O Irã não é um país de fanáticos. Foi palco da Revolução Constitucional de 1906, fonte do primeiro parlamento no mundo muçulmano, extinto pelo monarca com apoio de tropas russas. Teve um governo nacionalista e democrático, de Mossadegh, um dos jovens líderes daquela revolução, entre 1951 e 1953, deposto no golpe articulado pela CIA e pelo MI6. O fanatismo islâmico emergiu com a revolução de 1979 — ou melhor, com o triunfo da facção dos aiatolás no turbulento período pós-revolucionário. Daí nasceu o objetivo de exterminar Israel.

A queda do xá Reza Pahlavi, em janeiro de 1979, resultou de um amplo movimento popular conduzido por islamistas, nacionalistas, democratas e comunistas. O primeiro presidente da nova república, Abolhassan Banisadr, representava aquela aliança anti-monárquica. Seu impeachment, em junho de 1981, assinalou a dissolução da aliança e a instauração do poder absoluto do clero xiita sob Khomeini. Na república islâmica, o governo oficial habita a masmorra do regime teocrático: o aiatolá manda, o presidente administra.

Dois golpes sucessivos propiciaram o triunfo da facção clerical. O primeiro, interno: a invasão da embaixada americana em Teerã e a tomada de seus funcionários como reféns por uma organização estudantil controlada por Khomeini, em novembro de 1979. O segundo, externo: a invasão do país pelo Iraque, em setembro de 1980, que deflagrou uma guerra devastadora de oito anos. Sob as crises justapostas, cancelaram-se as liberdades públicas.

O Irã não é um país árabe, mas persa. O regime dos aiatolás engajou-se na missão de enterrar a tradição persa, enraizando sua legitimidade no solo do Islã. O fundamentalismo islâmico funcionou como ferramenta de projeção de influência no mundo árabe. Por isso, o Estado clerical funda-se na hostilidade aos EUA (o “Grande Satã”) e a Israel (o “Pequeno Satã”). O antissemitismo e seu corolário, a negação do Holocausto, esculpe o discurso dos aiatolás. De nação, o Irã tornou-se uma cruzada.

Nessa moldura, a questão palestina, tema caro aos árabes mas não aos persas, surge como pretexto estratégico do regime. A invocação do direito nacional palestino nutriu a política externa do Irã, abrindo-lhe caminho para uma rede de alianças no mundo árabe: o “eixo da resistência” envolveu a Síria de Assad, o Hezbollah xiita no Líbano e o Hamas sunita nos territórios palestinos.

Exterminar Israel —eis a meta geopolítica definida pelo Irã dos aiatolás.

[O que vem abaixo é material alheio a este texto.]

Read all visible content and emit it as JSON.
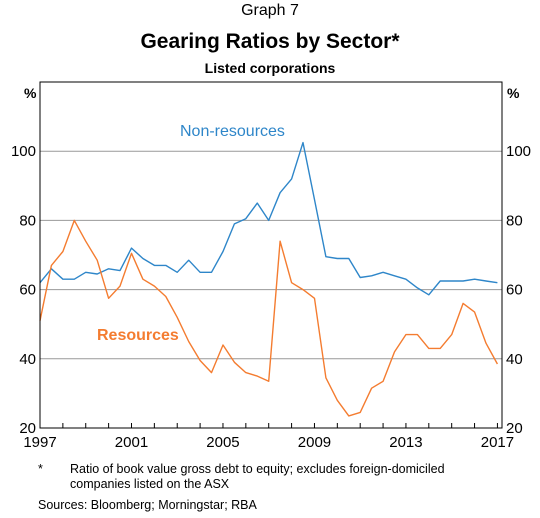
{
  "graph_label": "Graph 7",
  "title": "Gearing Ratios by Sector*",
  "subtitle": "Listed corporations",
  "footnote": {
    "marker": "*",
    "text": "Ratio of book value gross debt to equity; excludes foreign-domiciled companies listed on the ASX"
  },
  "sources": "Sources:  Bloomberg; Morningstar; RBA",
  "colors": {
    "non_resources": "#2e86c9",
    "resources": "#f47c30",
    "grid": "#999999"
  },
  "chart_data": {
    "type": "line",
    "title": "Gearing Ratios by Sector*",
    "subtitle": "Listed corporations",
    "y_unit_left": "%",
    "y_unit_right": "%",
    "xlim": [
      1997,
      2017.2
    ],
    "ylim": [
      20,
      120
    ],
    "y_ticks": [
      20,
      40,
      60,
      80,
      100
    ],
    "x_ticks": [
      1997,
      2001,
      2005,
      2009,
      2013,
      2017
    ],
    "grid": true,
    "series": [
      {
        "name": "Non-resources",
        "color": "#2e86c9",
        "x": [
          1997.0,
          1997.5,
          1998.0,
          1998.5,
          1999.0,
          1999.5,
          2000.0,
          2000.5,
          2001.0,
          2001.5,
          2002.0,
          2002.5,
          2003.0,
          2003.5,
          2004.0,
          2004.5,
          2005.0,
          2005.5,
          2006.0,
          2006.5,
          2007.0,
          2007.5,
          2008.0,
          2008.5,
          2009.0,
          2009.5,
          2010.0,
          2010.5,
          2011.0,
          2011.5,
          2012.0,
          2012.5,
          2013.0,
          2013.5,
          2014.0,
          2014.5,
          2015.0,
          2015.5,
          2016.0,
          2016.5,
          2017.0
        ],
        "values": [
          62.0,
          66.0,
          63.0,
          63.0,
          65.0,
          64.5,
          66.0,
          65.5,
          72.0,
          69.0,
          67.0,
          67.0,
          65.0,
          68.5,
          65.0,
          65.0,
          71.0,
          79.0,
          80.5,
          85.0,
          80.0,
          88.0,
          92.0,
          102.5,
          86.0,
          69.5,
          69.0,
          69.0,
          63.5,
          64.0,
          65.0,
          64.0,
          63.0,
          60.5,
          58.5,
          62.5,
          62.5,
          62.5,
          63.0,
          62.5,
          62.0
        ]
      },
      {
        "name": "Resources",
        "color": "#f47c30",
        "x": [
          1997.0,
          1997.5,
          1998.0,
          1998.5,
          1999.0,
          1999.5,
          2000.0,
          2000.5,
          2001.0,
          2001.5,
          2002.0,
          2002.5,
          2003.0,
          2003.5,
          2004.0,
          2004.5,
          2005.0,
          2005.5,
          2006.0,
          2006.5,
          2007.0,
          2007.5,
          2008.0,
          2008.5,
          2009.0,
          2009.5,
          2010.0,
          2010.5,
          2011.0,
          2011.5,
          2012.0,
          2012.5,
          2013.0,
          2013.5,
          2014.0,
          2014.5,
          2015.0,
          2015.5,
          2016.0,
          2016.5,
          2017.0
        ],
        "values": [
          51.0,
          67.0,
          71.0,
          80.0,
          74.0,
          68.5,
          57.5,
          61.0,
          70.5,
          63.0,
          61.0,
          58.0,
          52.0,
          45.0,
          39.5,
          36.0,
          44.0,
          39.0,
          36.0,
          35.0,
          33.5,
          74.0,
          62.0,
          60.0,
          57.5,
          34.5,
          28.0,
          23.5,
          24.5,
          31.5,
          33.5,
          42.0,
          47.0,
          47.0,
          43.0,
          43.0,
          47.0,
          56.0,
          53.5,
          44.5,
          38.5
        ]
      }
    ],
    "annotations": [
      {
        "text": "Non-resources",
        "series": "Non-resources"
      },
      {
        "text": "Resources",
        "series": "Resources"
      }
    ]
  }
}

De fato, um Irã nuclear ameaçaria a sobrevivência do Estado judeu. Por isso, o ataque ao Irã exprime um consenso social em Israel e na diáspora judaica. A guerra em Gaza, brutal e criminosa, divide os israelenses, mesmo depois dos bárbaros atentados do Hamas. Mas a deflagração de um confronto decisivo com o regime iraniano unifica todas as correntes políticas relevantes em Israel.

O objetivo oficial do ataque ao Irã, destruir o programa nuclear do país, depende das megabombas anti-bunker dos EUA. Contudo, pode-se atingi-lo por meio do objetivo oficioso: a queda do regime dos aiatolás. A antiga bandeira nacional iraniana, substituída após a revolução de 1979 mas ainda utilizada pelas comunidades iranianas no exílio, exibe o leão persa à frente do sol nascente. Israel batizou sua operação militar como Rising Lion, Leão Nascente.